Horns blared outside. A bronze-lunged herald shouted the name of Kimash the lugal. Down the Street of Smiths came Kimash, not in his usual litter but in a chariot with gilded sides drawn by donkeys with gilded reins and harnesses. His helmet, all of bronze, was also gilded, as was his armor, and as was the bronze head of the spear he brandished.
People on the Street of Smiths cheered themselves hoarse when Kimash and his retinue went past. The lugal’s guards were less splendid only than Kimash himself. Their gilded shields and helmets sparkled in the sunlight. They looked hard and tough and at least a match for any of the warriors Sharur had seen in the Imhursaggi force.
“Great is the lugal!” cried the people. “Mighty is the lugal! Strong in Gibil’s defense is the lugal! The lugal and his bold men will drive back the wicked invaders! The lugal and his men will bring home slaves and booty! Engibil loves the mighty lugal!”
“So this is what it means to have a lugal,” Nasibugashi said. “You have made him into a god, and mention the true god of your city only as an afterthought.” His lip curled to show what he thought of that.
“No city can be without a ruler,” Sharur said reasonably. “We have a ruler who is one of us, not one who treats the men and women of Gibil as if they were cattle and sheep in the fields.”
“We are the cattle of our god,” the Imhursaggi noble said. “We are proud to be the cattle of our god. Enimhursag is our master. Enimhursag is our lord. We are his, to do with as he would.”
“We are ours, to do with as we would,” Sharur answered.
Ereshguna pointed to Nasibugashi. “What shall we do with this divine cow here?” he asked. “We, too, shall have to go to war against the Imhursagut, you know, and we can hardly take him with us.”
“I know, Father,” Sharur said with a sigh. He had succeeded better than he expected, and started a larger war between Imhursag and Gibil than he had thought he would. As his father had said, Gibil would need every man who could afford good bronze weapons and armor of leather and bronze. He sighed again. “This is liable to interfere with our other business.”

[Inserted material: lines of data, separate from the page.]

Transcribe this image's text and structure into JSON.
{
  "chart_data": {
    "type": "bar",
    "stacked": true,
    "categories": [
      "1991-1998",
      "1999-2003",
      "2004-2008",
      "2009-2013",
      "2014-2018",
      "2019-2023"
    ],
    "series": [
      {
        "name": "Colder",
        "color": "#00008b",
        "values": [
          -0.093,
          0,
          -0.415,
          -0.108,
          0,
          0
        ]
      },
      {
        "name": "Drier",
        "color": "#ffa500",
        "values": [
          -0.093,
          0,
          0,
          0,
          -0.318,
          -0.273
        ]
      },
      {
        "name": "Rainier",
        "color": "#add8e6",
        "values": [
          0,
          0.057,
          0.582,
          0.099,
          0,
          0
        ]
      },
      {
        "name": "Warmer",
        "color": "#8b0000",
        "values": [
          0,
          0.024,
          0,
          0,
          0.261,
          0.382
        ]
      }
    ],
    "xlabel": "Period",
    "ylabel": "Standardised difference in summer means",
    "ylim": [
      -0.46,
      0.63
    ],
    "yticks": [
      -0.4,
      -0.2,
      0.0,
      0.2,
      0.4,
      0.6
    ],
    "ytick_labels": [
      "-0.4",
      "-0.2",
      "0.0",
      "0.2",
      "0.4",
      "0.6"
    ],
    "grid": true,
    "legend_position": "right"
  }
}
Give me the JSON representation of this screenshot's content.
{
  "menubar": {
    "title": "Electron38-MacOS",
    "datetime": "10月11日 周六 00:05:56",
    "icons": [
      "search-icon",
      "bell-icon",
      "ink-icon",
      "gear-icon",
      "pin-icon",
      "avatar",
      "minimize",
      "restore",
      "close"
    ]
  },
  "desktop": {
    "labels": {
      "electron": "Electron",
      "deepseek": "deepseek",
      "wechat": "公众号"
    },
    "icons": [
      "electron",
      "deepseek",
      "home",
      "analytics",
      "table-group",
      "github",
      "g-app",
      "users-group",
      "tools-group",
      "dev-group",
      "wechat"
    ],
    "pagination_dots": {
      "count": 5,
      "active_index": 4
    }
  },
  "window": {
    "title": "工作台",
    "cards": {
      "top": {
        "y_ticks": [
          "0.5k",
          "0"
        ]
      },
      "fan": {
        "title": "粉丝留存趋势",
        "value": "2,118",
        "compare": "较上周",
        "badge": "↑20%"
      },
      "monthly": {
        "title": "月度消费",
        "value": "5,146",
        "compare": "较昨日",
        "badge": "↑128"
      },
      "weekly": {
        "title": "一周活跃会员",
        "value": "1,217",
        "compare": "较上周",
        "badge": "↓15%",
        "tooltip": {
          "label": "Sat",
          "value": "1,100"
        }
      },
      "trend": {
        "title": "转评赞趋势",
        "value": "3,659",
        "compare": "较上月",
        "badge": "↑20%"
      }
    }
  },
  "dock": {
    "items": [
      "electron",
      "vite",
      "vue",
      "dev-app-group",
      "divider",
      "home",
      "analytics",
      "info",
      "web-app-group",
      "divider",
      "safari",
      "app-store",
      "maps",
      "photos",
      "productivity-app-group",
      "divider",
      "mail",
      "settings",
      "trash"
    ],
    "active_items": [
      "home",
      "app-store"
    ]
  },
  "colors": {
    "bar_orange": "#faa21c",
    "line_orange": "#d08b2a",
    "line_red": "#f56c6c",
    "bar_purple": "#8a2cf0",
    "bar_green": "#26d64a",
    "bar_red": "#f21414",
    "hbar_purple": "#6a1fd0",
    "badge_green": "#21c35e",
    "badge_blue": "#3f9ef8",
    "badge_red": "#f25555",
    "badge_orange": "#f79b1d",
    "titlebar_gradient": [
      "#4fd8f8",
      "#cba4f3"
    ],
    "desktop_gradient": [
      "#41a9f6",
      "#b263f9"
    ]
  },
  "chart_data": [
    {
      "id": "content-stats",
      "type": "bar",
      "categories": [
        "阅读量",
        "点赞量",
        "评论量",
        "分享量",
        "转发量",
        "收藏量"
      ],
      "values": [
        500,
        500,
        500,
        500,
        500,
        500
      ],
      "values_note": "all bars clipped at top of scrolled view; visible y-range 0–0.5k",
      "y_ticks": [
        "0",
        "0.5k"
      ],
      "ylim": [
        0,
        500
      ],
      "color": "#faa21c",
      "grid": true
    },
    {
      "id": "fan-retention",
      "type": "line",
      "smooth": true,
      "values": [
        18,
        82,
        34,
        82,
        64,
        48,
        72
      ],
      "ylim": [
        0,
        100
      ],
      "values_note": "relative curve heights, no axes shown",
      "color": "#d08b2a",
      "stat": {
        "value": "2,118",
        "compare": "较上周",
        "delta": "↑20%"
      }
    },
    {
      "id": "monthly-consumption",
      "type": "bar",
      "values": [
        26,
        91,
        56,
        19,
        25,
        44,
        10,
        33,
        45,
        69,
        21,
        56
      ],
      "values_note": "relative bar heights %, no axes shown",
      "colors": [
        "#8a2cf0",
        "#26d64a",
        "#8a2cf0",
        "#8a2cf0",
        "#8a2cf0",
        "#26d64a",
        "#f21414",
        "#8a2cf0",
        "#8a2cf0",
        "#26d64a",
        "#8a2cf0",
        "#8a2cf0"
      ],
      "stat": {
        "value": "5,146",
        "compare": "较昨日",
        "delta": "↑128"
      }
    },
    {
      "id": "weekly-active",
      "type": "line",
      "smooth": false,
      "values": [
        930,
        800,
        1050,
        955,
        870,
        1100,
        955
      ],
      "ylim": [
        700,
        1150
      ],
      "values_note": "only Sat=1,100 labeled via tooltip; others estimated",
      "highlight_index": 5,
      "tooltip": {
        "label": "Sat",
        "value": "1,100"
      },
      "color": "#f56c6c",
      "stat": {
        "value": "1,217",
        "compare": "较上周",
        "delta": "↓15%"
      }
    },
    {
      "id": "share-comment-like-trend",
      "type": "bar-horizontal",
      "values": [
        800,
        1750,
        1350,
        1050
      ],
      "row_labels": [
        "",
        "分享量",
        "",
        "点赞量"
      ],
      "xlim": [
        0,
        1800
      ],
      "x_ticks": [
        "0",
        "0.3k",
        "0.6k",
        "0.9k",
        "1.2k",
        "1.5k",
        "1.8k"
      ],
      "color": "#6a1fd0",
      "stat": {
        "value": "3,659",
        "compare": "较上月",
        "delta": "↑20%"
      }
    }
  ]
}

“So it is,” Ereshguna agreed. “That cannot be helped, though, not when Gibil depends on its men to save it. And I have a scheme for dealing with that other business.”
“Have you?” Sharur said. “Good.” Neither he nor his father spoke of Habbazu or Engibil’s temple or the cup within Engibil’s temple, not in front of Nasibugashi. Now Sharur pointed to the noble he had captured. “Let us give him into the hands of Ushurikti the slave dealer for safekeeping.”
“Wait!” Nasibugashi cried. “You said I would not be a slave—well, you said I might not be a slave. Have you now changed your mind?”
“No,” Sharur answered. “Ushurikti will house you and keep you from escaping until you may be ransomed. We will pay him for your keep, and add the cost to the ransom we receive for you. Only if your kin or your god refuse to ransom you will you be sold as a slave.”
“It is good,” Ereshguna said. “So it will be.”
“It is not good,” Nasibugashi said. “I believed you, Gibli. My god believed you. You deceived me. You deceived my god.”
“I do not serve Imhursagut,” Sharur said. “I do not serve Enimhursag. I serve the Giblut. I serve Gibil.” Here, he did not bother adding that he served Engibil. He was used to deceiving his own god. Since he had done that for so long, deceiving another god came easier.
Ereshguna said, “Come. Let us take him to Ushurikti.”